Dynamic Price and Lead Time Quotation Under Semiconductor Industry Related Challenges

A product manufacturer like a semiconductor company has usually contracts with customers to supply them with a certain quantity of a product by some upfront-agreed lead time and some flexibility in the rolling horizon updated planning. Often, customers request to have a product delivered earlier than the standard time, and could be willing to pay a higher price to make that happen. This is a well-known Revenue Management (RM) situation in the service industry, which in other industries such as process industry is just coming up. This paper focuses on lead time based pricing in the context of RM in the semiconductor industry.

In general, based on the manufacturer’s information about the system load and inventory availability, lead time based pricing (LTBP) can help the manufacturer to balance capacity utilization rate while increasing the revenue by fulfilling customer orders earlier. This is specifically important for the semiconductor industry as it is characterized by long production lead times, high demand volatility and short delivery lead time requests. Earlier supply dates are valuable for customers due to the potential of lower inventory costs or for responding poor demand forecasts. Furthermore, their customers (the customer of the semiconductor industry e.g. Tier 1 in the automotive industry) tend to sign “Just in Time” agreements with their customers (e.g. OEMs in the automotive industry), leading to a penalization of Tier 1 for delivering products later than agreed and a non-legal but existing pressure on the semiconductor industry to deliver earlier than the contractually agreed lead time. As a result, the semiconductor industry current state is that the manufacturers provide flexibility beyond the contractual agreed date without any price adder.

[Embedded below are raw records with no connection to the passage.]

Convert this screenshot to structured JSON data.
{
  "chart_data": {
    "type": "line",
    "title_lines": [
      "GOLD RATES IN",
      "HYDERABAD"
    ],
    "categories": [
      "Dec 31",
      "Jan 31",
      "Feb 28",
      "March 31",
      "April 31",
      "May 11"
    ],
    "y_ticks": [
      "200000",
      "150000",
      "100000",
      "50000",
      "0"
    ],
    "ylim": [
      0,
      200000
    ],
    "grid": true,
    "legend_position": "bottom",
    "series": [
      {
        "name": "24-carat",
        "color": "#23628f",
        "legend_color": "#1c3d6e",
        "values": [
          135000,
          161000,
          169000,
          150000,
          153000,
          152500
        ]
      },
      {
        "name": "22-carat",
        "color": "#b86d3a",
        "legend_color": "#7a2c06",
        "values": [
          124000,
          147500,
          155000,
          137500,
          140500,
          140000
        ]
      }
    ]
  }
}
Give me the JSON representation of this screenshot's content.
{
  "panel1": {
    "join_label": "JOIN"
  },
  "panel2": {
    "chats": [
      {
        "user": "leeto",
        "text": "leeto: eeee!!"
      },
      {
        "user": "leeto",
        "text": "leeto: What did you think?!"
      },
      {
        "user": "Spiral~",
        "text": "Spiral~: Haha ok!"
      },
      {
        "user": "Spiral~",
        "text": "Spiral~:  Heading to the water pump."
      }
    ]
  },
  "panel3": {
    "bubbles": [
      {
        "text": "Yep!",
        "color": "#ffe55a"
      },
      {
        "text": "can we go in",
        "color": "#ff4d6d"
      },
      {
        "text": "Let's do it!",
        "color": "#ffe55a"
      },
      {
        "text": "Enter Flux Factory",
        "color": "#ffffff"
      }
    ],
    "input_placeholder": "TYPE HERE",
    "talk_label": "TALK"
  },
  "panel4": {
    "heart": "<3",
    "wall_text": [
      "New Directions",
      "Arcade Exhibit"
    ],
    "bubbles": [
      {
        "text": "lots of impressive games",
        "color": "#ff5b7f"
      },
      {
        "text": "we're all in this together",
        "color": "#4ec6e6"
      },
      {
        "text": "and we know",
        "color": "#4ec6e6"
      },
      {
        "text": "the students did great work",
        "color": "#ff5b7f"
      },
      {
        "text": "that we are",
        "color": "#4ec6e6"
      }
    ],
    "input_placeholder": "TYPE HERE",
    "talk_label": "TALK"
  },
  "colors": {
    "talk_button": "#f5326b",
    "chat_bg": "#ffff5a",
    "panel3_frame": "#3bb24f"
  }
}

In this work, we model the main production stage with typically long cycle times, the semi-finished good inventory as well as the final assembly processes with shorter but non-negligible cycle times. We divide customers in to two types: Price sensitive (PS) and lead time sensitive (LS), and apply the strategy that fits to their primary interests (MTO and ATO respectively). In such a system, we analyze the problem of order selection via price and lead time quotes. In this regard, we model and evaluate two decision-making strategies. The sequential decision-making approach considers lead time quotation, considering production capabilities, followed by price quotation of marketing under the given lead time quote. The second strategy makes these decisions jointly, in other words, the firm optimizes order lead time and price decisions at the same time.